I was told that identity functions have the definition when followed.

If f ∘ e = f, e = id_x. If e ∘ f = f, e = id_y.

The textbook had a question below the definition asking, for any functions f and g, does either of g ∘ f = id_x, f ∘ g = id_y implies the other.

My answer was,

f ∘ g = id_y

f ∘ g ∘ f = id_y ∘ f = f

f ∘ (g ∘ f) = f

(g ∘ f) = id_x (from the definition of f ∘ e = f, e = id_x)

and similarly

g ∘ f = id_x

f ∘ g ∘ f = f ∘ id_x = f

(f ∘ g) ∘ f = f

(f ∘ g) = id_y (from the definition of e ∘ f = f, e = id_y)

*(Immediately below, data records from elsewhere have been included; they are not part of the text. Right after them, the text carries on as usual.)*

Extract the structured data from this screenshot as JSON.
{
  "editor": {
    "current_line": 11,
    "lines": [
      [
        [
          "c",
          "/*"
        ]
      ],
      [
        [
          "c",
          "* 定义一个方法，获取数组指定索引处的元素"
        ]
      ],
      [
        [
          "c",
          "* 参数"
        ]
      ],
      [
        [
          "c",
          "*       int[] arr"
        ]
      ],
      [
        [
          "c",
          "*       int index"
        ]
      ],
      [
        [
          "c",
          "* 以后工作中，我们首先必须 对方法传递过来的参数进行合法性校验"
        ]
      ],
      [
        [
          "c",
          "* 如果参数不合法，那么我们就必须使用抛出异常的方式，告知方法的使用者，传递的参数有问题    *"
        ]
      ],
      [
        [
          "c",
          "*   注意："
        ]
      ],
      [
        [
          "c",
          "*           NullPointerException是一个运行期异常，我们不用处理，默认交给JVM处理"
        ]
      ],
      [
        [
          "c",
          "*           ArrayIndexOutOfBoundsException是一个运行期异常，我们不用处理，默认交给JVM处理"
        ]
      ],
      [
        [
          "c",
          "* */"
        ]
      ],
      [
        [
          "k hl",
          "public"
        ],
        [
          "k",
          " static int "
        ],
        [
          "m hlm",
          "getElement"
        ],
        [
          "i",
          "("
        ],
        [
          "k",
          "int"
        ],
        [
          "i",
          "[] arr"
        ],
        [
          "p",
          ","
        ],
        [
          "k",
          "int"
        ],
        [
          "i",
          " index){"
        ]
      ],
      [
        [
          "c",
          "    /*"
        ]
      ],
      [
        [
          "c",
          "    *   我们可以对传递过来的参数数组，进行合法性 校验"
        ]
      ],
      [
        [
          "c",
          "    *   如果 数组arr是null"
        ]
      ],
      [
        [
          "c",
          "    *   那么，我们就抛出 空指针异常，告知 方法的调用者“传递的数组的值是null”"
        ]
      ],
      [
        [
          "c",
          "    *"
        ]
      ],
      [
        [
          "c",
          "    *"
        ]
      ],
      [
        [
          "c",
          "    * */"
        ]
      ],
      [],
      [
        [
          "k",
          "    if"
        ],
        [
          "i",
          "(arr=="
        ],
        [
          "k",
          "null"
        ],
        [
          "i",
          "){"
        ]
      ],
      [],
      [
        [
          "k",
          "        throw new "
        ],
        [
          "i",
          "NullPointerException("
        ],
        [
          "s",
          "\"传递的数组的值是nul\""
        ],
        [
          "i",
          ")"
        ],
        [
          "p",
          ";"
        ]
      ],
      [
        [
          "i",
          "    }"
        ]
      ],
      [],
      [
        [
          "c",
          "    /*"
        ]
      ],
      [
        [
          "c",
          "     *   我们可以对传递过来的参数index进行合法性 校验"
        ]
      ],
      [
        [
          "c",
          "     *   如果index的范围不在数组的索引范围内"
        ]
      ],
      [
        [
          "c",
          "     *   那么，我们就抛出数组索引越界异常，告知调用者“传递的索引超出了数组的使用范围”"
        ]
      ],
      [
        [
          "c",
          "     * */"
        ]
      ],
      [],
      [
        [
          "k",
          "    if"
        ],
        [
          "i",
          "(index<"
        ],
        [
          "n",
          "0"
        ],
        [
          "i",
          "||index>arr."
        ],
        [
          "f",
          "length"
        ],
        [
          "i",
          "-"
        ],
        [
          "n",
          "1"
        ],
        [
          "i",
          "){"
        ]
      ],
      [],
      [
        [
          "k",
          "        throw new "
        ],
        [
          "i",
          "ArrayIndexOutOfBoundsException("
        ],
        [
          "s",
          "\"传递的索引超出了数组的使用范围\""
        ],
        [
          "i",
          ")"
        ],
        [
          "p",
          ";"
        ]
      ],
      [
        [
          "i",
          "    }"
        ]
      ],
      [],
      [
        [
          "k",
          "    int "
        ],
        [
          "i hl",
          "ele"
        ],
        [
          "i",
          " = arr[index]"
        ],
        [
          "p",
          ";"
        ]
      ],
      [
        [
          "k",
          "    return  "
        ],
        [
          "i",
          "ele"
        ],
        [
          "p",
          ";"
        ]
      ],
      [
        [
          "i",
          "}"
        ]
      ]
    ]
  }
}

But the answer was, no they do not imply the other and it didn't give me the proof, but showed a counter example.

counter example

Okay, I understand the counter example, but where in my proof has gone wrong? I didn't assume anything, just followed definition in the proof.

Edit: The text book says, (translated)

Let's figure out whether identity and inverse elements exist for composites. The identity element is a function e that satisfies, f ∘ e = e ∘ f = f for all f: X->Y. However, the function that satisfies f ∘ e = f is e: X->X, and the function that satisfies e ∘ f = f is e: Y->Y and hence they are different. Therefore, identity element of composites does not exist nor the inverse element. Despite this, we define the function e that satisfies f ∘ e = f as the identity function of X and write as id_X, and the function e that satisfies e ∘ f = f as the identity function of Y and write as id_Y. For each set, there exists one identity function.

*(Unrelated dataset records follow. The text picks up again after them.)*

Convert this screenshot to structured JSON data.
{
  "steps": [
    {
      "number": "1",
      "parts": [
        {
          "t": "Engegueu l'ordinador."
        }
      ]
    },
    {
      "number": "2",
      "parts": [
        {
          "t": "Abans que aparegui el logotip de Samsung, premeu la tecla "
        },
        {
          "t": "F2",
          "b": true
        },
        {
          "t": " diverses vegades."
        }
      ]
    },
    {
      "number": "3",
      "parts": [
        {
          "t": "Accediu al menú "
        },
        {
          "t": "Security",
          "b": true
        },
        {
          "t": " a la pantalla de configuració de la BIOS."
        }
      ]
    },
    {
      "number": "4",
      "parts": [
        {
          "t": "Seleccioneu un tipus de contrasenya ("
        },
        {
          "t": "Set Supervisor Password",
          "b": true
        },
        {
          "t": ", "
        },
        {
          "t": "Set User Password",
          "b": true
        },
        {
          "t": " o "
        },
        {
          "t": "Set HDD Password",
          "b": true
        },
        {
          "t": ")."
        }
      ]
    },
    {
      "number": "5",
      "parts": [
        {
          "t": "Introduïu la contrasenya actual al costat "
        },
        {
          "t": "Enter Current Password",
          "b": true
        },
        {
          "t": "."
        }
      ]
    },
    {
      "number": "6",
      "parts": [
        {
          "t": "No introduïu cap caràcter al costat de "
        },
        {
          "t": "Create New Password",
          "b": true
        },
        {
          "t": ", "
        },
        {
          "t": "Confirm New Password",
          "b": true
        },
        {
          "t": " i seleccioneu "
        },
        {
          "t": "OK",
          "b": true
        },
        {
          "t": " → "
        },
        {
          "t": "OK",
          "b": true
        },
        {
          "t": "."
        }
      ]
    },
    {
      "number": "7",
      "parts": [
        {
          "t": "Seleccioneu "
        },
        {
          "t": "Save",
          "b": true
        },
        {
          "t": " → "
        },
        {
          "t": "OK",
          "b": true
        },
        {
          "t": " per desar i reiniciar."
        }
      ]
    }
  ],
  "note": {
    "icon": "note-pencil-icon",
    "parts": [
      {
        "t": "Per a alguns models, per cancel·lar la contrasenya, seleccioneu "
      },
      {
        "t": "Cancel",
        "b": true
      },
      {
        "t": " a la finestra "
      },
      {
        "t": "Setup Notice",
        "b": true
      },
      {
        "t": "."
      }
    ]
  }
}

Edit2: updated some lines for readability

Answer 1

The problem is that you have no justification for jumping from$$f\circ(g\circ f)=f\implies g\circ f=\operatorname{id}_X,\tag1$$to $g\circ f=\operatorname{id}_X$. In fact, if $f$ was injective then, yes, you could deduce that $(1)$ hods, but all that you can deduce from $f\circ g=\operatorname{id}_Y$ is that $f$ is surjective, not that it is injective.

Answer 2

Okay.

You have two sets, $X$ and $Y$ and a class of functions that map $X \to Y$. They want to know if there is a function $id$ so that $id\circ f = f\circ id = f$ for any $f: X\to Y$.

I'm actually not sure why they even bothered to ask as the $id\circ f = f$ would require that $id: Y\to Y$ and $f\circ id = f$ would require $id:X\to X$ which is impossible as $X$ and $Y$ are different sets.

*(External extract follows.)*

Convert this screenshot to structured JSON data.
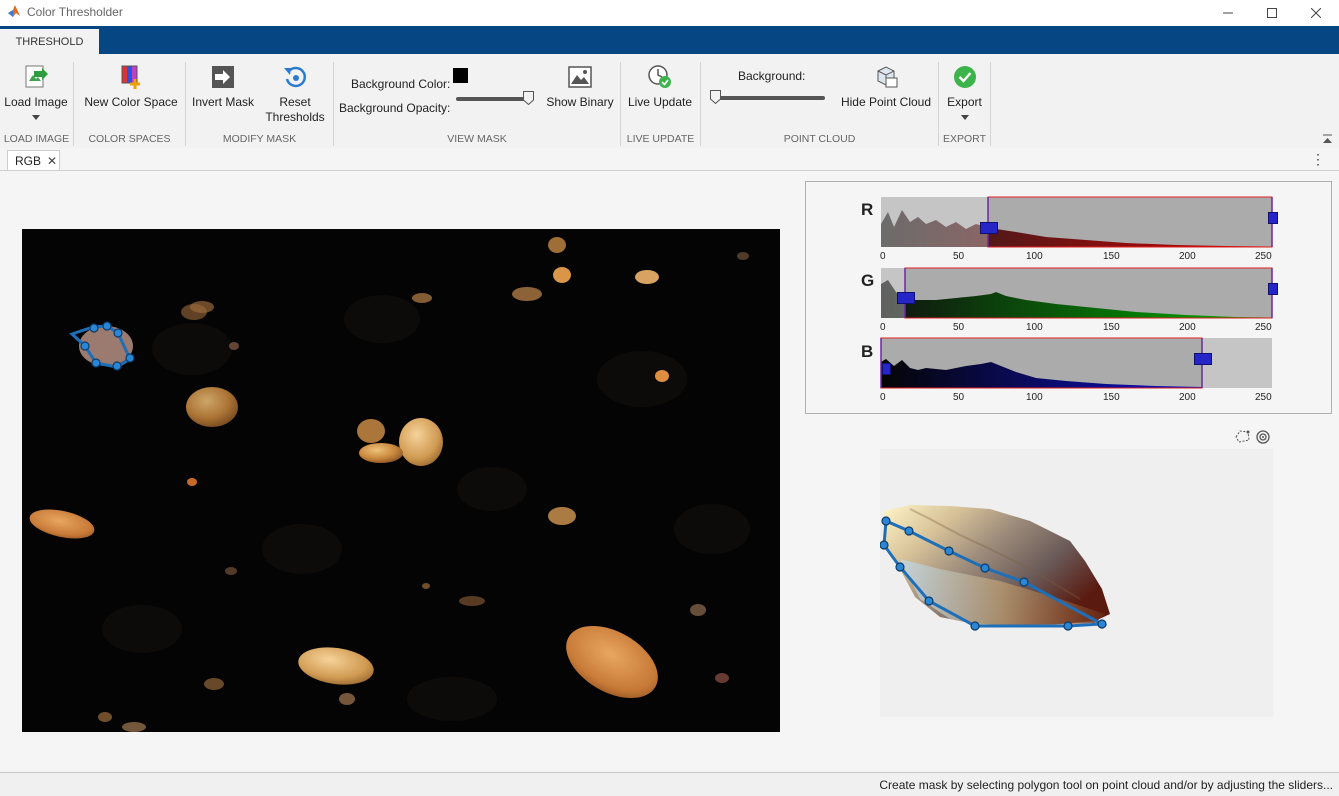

However then it asks if there are $id_X: X\to X$ that can act as a right identity with $f\circ id_X = f$ for all $f:X\to Y$. The answer is, yes, the identity element $i:X\to X$ where $i(x) = x$ for all $x \in X$ is such an element and with a little bit of playing it's clear that that is the is the only such function from $X \to X$.

(If $h(x) = w \ne x$ then there is some function $f$ where $f(w) \ne f(x)$ and so $f(h(x)) = f(w) \ne f(x) $. So the only function that works is $i(x) = x$.)

Likewise $i:Y\to Y$ $i(y) = y$ can act as $id_Y: Y\to Y$ that can act as a left identity with $id_Y\circ f = f$ for all $f: X\to Y$.

So they are asking if you have a $g:Y\to X$ so that $g\circ f: X\to X = id_X$ or $f\circ g: Y\to Y= id_Y$ does one imply the other.

And the answer is no.

The thing is if $|X| > |Y|$ then $f: X \to Y$ can not be injective so there must be $w\in X,x \in X$ and $w\ne x$ so that $f(x)=f(w)$. $g\circ f:X\to X$ can't be $id_x$. $id_X(w) = w$ and $id_X(x) = x$ but $g\circ f(w) = g(f(w)) = g(f(x)) = g\circ f(x)$.